Al día siguiente, después de pasarme un buen rato apostado en el baño gracias al recibimiento de la noche anterior, me puse las botas altas de goma de Clara y me abrigué para lo que se preveía que iba a ser un precioso y siberiano día de octubre, con una agradable temperatura de cinco grados. El paseo desde la estación hasta el límite del cráter era de una media hora, un camino que atravesaba bosques de pinos dominados por alerces, unos árboles modestos cuyas ramas alzadas parecían estar en un constante estado de temblor. Fui con Yulia y Dave, siguiendo la larga fila de investigadores que caminaban lenta y fatigosamente detrás del equipamiento.
—¿Sabes?, el sistema de enraizado del alerce ayuda a mantener el hielo en la tierra —dijo Dave. Pateó el tronco de uno de los árboles al pasar—. Estos árboles son descendientes de la última Edad de Hielo.
—¿Sí?
—Dave habría sido un gran concursante en un programa de cultura general —comentó Yulia.
—Eh, no finjas que tus carreras son solo por amor al ejercicio. Veneras este sitio tanto como cualquiera de nosotros —protestó Dave.
—Así es. Pero prefiero cerrar el pico —le espetó Yulia.
—De todas formas, y hablando de cultura en general: ¿sabíais que a la entrada al infierno la llaman Batagaika? Probablemente empezaron a hacerlo cuando los lugareños cortaron demasiados de estos árboles. Y, amigo mío, es la vegetación lo que mantiene esta tierra helada. Este trozo de inframundo es cada año más grande.
A medida que nos acercábamos al borde del cráter, me imaginé la tierra derrumbándose bajo mis pies. La realidad era que había empezado a descomponerse lentamente por las inundaciones y el deshielo del permafrost. Caminé hasta cerca del límite y vi un sombrío Gran Cañón expandiéndose bajo el cielo siberiano, perpetuamente gris. Los investigadores habían forjado un punto de entrada, una rampa de tierra zigzagueante que revelaba la colorida paleta del tiempo: el siena quemado y el crudo ocre oscuro de la caja de pinturas. Dave y su equipo se separaron y emprendieron su camino a una sección del interior a la que llamaban «la hondonada», donde recogían muestras de un arroyo. Pero en las profundidades del cráter había otra caverna, una cueva antigua que quedó al descubierto gracias al deshielo de los últimos años. Yulia me guio hasta un lugar más apartado del resto y señaló un agujero del tamaño de un Mini Cooper.

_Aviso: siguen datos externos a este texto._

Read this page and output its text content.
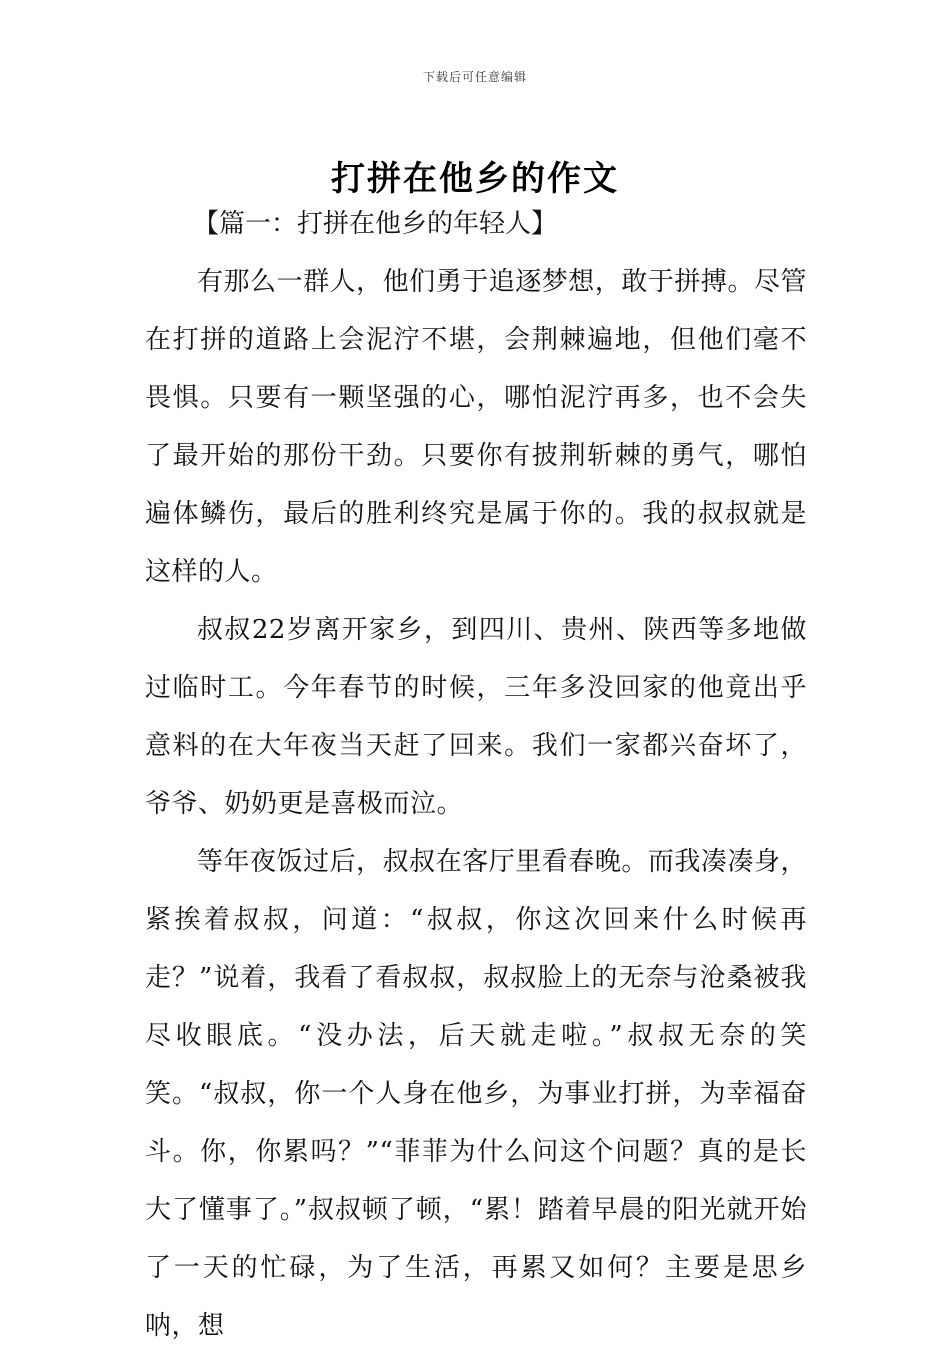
下载后可任意编辑
打拼在他乡的作文

【篇一：打拼在他乡的年轻人】

有那么一群人，他们勇于追逐梦想，敢于拼搏。尽管在打拼的道路上会泥泞不堪，会荆棘遍地，但他们毫不畏惧。只要有一颗坚强的心，哪怕泥泞再多，也不会失了最开始的那份干劲。只要你有披荆斩棘的勇气，哪怕遍体鳞伤，最后的胜利终究是属于你的。我的叔叔就是这样的人。

叔叔22岁离开家乡，到四川、贵州、陕西等多地做过临时工。今年春节的时候，三年多没回家的他竟出乎意料的在大年夜当天赶了回来。我们一家都兴奋坏了，爷爷、奶奶更是喜极而泣。

等年夜饭过后，叔叔在客厅里看春晚。而我凑凑身，紧挨着叔叔，问道：“叔叔，你这次回来什么时候再走？”说着，我看了看叔叔，叔叔脸上的无奈与沧桑被我尽收眼底。“没办法，后天就走啦。”叔叔无奈的笑笑。“叔叔，你一个人身在他乡，为事业打拼，为幸福奋斗。你，你累吗？”“菲菲为什么问这个问题？真的是长大了懂事了。”叔叔顿了顿，“累！踏着早晨的阳光就开始了一天的忙碌，为了生活，再累又如何？主要是思乡呐，想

—No nos habíamos dado cuenta de que esto estaba aquí hasta que Clara se cayó por él. Probablemente estaba cubierto por una capa de hielo y tierra. Desde que pasó, hemos ensanchado la entrada para acceder, hemos colocado unos andamios y soportes en el interior para evitar que el techo se derrumbe. Pero, claro, se está derritiendo todo.
Yulia descendió lentamente utilizando una escalera de metal apoyada en el embarrado borde de la caverna. Su linterna frontal se mecía en la oscuridad. El hielo derretido me goteaba en la cabeza mientras la seguía, adentrándome en el vacío escalón a escalón. Metí la nariz en la manga de mi abrigo, abrumado por el olor a huevo podrido, a tierra saturada por los gases, microbios y estiércol ancestrales recién liberados.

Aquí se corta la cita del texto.